Há 7 anos à espera da regulamentação do bônus
O instrumento, criado há mais de 40 anos, é usado para garantir a manutenção dos mecanismos arrecadatórios que viabilizam o orçamento público.
Há sete anos, os Auditores-Fiscais aguardam a concretização do acordo que deu origem à Lei 13.464, regulamentada em junho deste ano.
Porém, o projeto de lei orçamentária anual (PLOA) não prevê recursos para a integralidade do programa de produtividade da RFB, o que indica que o compromisso com a reconstrução do órgão pode não ocorrer”, conclui a nota.
Instabilidades no Portal do Governo
Para completar, pacientes e representantes comerciais reclamam que não conseguem finalizar o cadastro na plataforma de autorização de importação de produtos à base de Cannabis da Agência Nacional de Vigilância Sanitária (Anvisa), no portal E-GOV.
O cadastro e o upload na receita médica na plataforma são pré-requisitos para importação de remédios com canabinoides e a entrada legal desses produtos no Brasil.

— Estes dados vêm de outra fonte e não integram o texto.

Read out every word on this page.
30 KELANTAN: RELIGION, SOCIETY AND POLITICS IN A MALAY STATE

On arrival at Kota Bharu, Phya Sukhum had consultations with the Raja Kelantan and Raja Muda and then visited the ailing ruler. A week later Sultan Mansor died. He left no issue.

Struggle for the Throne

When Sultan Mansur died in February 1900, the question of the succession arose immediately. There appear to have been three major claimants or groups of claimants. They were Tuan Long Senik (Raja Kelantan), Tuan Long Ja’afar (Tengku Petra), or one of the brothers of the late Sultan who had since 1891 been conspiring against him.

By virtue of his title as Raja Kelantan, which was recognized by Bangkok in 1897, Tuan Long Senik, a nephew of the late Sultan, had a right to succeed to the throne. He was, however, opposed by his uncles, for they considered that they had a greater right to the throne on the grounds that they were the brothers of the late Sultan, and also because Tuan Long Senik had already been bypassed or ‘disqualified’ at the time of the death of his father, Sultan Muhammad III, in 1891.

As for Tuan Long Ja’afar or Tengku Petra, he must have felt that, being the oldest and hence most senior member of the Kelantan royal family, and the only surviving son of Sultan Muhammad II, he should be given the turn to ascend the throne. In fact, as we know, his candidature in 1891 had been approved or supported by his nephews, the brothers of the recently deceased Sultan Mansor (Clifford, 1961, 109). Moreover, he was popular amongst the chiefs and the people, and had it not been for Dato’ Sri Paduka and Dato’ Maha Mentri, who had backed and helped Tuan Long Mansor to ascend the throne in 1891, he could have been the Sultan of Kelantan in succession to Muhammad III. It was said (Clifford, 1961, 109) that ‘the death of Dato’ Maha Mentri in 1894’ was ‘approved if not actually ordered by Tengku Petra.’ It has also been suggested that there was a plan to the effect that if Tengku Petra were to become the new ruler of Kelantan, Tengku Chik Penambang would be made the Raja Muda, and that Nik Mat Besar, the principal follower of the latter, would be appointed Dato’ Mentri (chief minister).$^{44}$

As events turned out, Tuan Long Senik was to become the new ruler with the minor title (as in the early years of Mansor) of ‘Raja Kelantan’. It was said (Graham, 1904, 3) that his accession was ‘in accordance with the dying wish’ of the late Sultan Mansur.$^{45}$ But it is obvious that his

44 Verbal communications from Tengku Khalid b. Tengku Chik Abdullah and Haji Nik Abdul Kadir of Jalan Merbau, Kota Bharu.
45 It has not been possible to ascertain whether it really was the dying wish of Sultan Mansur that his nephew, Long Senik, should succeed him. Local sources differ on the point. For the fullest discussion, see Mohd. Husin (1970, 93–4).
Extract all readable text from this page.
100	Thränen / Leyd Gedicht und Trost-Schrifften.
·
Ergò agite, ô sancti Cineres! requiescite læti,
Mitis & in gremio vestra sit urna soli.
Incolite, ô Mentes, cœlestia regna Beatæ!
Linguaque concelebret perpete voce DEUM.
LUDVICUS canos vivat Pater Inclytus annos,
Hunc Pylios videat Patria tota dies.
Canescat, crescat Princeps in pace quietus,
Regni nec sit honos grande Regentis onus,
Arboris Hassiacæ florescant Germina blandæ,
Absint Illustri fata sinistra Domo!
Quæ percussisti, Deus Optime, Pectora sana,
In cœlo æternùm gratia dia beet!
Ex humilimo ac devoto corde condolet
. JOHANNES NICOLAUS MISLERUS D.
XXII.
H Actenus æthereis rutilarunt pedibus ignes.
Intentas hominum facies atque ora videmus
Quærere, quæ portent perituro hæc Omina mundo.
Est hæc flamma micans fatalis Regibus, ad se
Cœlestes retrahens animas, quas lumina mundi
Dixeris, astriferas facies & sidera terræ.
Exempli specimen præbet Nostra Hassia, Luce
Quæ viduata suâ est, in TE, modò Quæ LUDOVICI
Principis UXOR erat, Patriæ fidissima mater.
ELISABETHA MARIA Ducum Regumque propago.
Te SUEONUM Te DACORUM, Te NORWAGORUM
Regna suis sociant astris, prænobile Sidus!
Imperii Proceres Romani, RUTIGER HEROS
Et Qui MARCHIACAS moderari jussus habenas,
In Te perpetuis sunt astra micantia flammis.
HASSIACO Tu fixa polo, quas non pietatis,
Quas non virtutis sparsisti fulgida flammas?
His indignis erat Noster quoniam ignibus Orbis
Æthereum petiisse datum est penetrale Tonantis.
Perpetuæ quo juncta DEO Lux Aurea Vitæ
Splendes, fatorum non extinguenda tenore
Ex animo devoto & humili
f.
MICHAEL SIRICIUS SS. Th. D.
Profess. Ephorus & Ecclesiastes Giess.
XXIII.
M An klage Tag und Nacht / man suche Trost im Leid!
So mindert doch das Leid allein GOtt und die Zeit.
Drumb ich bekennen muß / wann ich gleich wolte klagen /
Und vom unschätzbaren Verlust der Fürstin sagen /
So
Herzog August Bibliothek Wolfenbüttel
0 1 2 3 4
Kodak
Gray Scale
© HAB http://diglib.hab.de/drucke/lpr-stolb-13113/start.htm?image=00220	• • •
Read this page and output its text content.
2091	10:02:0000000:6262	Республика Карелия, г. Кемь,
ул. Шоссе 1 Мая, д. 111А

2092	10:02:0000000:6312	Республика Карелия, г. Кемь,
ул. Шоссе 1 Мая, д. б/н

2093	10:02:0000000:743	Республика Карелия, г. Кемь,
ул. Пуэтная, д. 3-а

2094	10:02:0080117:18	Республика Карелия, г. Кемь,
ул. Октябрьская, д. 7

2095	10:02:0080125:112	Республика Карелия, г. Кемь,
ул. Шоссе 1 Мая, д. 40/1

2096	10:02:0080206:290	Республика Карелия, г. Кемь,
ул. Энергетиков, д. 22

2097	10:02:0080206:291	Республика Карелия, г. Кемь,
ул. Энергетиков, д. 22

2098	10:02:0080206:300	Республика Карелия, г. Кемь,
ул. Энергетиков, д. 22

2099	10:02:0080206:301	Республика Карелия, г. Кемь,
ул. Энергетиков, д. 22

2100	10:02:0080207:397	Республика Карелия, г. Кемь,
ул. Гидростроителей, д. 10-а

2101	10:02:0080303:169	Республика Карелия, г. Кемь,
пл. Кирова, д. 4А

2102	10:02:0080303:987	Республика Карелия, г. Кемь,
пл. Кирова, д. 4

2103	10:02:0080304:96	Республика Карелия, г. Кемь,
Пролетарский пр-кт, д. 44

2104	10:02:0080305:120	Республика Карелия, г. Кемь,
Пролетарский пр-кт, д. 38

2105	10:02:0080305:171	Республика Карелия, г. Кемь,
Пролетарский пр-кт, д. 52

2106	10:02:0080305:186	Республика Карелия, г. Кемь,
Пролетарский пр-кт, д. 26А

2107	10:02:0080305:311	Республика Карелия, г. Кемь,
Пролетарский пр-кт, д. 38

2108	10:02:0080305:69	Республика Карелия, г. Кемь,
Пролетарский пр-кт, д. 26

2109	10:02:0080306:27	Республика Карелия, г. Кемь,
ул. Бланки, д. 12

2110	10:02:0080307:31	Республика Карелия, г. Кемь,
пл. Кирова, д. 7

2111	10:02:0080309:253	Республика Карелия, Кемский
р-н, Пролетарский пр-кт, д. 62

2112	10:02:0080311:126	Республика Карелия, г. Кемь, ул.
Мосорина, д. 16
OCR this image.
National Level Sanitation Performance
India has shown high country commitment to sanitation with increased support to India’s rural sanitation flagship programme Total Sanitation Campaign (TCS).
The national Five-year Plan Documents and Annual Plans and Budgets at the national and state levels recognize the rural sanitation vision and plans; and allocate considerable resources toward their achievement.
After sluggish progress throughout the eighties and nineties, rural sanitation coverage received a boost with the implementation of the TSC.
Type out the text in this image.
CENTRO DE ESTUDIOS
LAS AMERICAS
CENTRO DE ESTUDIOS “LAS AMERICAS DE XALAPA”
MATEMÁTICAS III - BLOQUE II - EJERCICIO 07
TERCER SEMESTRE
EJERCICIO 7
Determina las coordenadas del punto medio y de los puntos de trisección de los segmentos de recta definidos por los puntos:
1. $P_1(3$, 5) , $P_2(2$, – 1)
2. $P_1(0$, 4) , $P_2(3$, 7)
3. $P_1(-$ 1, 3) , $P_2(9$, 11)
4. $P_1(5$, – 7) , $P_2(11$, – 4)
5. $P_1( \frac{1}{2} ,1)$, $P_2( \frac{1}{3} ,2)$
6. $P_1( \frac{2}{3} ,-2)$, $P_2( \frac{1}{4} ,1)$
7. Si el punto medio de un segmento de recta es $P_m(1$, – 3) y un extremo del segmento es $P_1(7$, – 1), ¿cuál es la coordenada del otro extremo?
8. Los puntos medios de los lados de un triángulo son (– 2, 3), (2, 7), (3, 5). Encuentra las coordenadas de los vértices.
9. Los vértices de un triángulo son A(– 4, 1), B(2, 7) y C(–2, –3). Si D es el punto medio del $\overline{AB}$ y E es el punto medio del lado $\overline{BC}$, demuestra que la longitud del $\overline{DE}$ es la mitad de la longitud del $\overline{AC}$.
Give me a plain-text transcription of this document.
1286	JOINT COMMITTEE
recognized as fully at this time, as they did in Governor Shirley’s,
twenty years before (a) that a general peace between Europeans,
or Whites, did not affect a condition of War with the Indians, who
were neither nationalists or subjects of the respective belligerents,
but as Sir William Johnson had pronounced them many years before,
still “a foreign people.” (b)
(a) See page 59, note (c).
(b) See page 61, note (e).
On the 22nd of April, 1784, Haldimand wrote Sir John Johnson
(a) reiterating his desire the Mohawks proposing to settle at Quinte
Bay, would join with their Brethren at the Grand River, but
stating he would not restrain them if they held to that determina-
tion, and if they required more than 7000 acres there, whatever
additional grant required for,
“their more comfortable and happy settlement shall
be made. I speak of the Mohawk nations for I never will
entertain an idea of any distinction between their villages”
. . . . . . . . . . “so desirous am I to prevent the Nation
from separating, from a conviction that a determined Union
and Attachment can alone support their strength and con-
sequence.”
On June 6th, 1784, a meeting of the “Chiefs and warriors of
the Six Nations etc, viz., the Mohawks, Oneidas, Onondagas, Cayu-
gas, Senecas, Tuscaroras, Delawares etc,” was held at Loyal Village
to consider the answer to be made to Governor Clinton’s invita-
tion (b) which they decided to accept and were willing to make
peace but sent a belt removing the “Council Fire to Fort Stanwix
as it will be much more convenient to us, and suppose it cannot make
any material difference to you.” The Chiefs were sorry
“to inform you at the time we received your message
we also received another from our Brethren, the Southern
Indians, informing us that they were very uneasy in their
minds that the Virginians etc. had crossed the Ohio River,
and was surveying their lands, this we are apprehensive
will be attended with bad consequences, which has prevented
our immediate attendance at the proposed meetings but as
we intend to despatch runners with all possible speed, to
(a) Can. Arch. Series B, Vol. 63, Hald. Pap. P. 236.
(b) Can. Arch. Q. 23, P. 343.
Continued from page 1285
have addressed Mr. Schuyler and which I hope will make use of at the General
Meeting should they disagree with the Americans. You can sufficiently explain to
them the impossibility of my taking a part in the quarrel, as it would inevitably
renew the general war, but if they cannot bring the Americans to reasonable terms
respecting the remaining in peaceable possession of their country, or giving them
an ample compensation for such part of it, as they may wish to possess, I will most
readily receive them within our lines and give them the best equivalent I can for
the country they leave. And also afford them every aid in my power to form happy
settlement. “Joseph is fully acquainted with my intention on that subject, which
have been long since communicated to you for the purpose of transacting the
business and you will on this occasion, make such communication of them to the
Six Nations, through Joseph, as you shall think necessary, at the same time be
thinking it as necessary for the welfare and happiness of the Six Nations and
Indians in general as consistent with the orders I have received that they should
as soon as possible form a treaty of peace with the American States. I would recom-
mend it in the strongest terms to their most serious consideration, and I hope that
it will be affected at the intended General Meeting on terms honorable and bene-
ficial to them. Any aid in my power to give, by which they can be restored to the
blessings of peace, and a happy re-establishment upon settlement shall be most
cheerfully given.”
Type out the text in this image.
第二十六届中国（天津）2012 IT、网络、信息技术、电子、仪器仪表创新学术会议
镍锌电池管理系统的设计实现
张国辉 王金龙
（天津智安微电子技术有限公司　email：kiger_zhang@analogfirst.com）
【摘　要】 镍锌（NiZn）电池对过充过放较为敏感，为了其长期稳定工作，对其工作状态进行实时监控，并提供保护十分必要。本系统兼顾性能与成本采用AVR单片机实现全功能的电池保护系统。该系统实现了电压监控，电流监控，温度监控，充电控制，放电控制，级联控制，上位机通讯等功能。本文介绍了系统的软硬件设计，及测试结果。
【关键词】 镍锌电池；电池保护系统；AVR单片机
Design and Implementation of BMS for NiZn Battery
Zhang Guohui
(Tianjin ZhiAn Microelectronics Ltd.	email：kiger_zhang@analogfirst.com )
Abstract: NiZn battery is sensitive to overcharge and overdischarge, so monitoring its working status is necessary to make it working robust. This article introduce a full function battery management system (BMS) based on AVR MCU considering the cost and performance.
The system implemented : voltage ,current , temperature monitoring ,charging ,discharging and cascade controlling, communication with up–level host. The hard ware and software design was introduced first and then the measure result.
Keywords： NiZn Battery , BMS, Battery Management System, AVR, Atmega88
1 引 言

“O problema no site começou nessa semana. Os pacientes reclamam que não conseguem passar da página de confirmação dos dados para seguir até a próxima etapa”, afirma Paula Paz, mãe atípica.
De acordo com Paula Paz, a sensação relatada pelas mães é de impotência. “Nós dependemos dessa autorização. Essa demora potencializa a angústia e a ansiedade do paciente. Para importar são necessários 25 dias úteis. É tempo demais para iniciar um tratamento”, lamenta.
O que diz a Anvisa?
Procuramos a Agência Reguladora para saber se é recorrente o problema e se medidas já foram tomadas para solucionar os mesmos, e a resposta, por meio de nota, foi a seguinte:
“Há relatos pontuais acerca de instabilidade no sistema de solicitação de autorizações para produtos derivados de Cannabis por pessoa física apenas.
Destacamos que esse sistema é de responsabilidade do Ministério da Gestão e da Inovação em Serviços Públicos – MGI, e isso será reportado a eles para verificação”, conclui o informativo.
O uso medicinal da Cannabis já é legal no Brasil
O uso medicinal da Cannabis no Brasil já tem regulação da Agência Nacional de Vigilância Sanitária (Anvisa), por meio das RDC 660 e RDC 327. No entanto, para isso, é preciso prescrição médica.